Coniugare bellezza e invincibilità? Fatto, quindi eterno.

I quattro anni che si aprono nel 1981 rappresentano il giardino di casa McEnroe, la comfort zone dello sport quale forma d’arte suprema. C’è stato un prima e purtroppo un dopo sempre più ingrigito, ma in mezzo, luminescente, soltanto lui.

Si è infilato una fascetta rossa tra i capelli, ha scalzato dal trono Borg, la sua antitesi noiosa, si è issato al numero uno della classifica mondiale, così, solo per il gusto di guardare il mondo dall’alto. Ha fatto del tennis aristocratico uno sport planetario, sgarbato nei modi e regale nei tocchi. Un terremoto.

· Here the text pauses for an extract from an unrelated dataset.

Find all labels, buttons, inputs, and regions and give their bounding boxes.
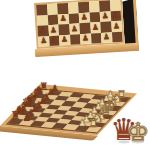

SuperMac fu iracondo col genere umano e, insieme, gentiluomo in quel suo manovrare un attrezzo che fu la naturale prosecuzione della mano sinistra più educata di sempre. Bene e male, giorno e notte, acqua e fuoco. Come solo gli uomini speciali sanno alternare senza un’apparente logica, fugace come un battito di ciglia.
Quel giorno in cui la Storia si apprestava ad essere riscritta in maiuscolo c’era dunque un tavolo da gioco, il mazzo di carte e la pigna di fiches sopra. Intorno gli aspiranti campioni. John, ritardatario per vezzo, si è accomodato, ha calato il ‘ventuno’ e mandato il tutto a gambe all’aria, prima di andarsene con quel suo fare da inguaribile spaccone.
Tronfio di gloria e senza manco prendersi il bottino. Sono io il più grande, si sarà ripetuto più e più volte e per molti versi aveva ragione. Eravamo noi, semmai, a non essere seri nell’approccio con il più talentuoso di tutti.
Ieri, 16 febbraio, il diavolo del tennis ha compiuto 63 anni e più che gli auguri – quelli si fanno a tanti – sarebbe più consono un grazie. Per averci fatto godere di cose che siamo destinati a non vedere mai più.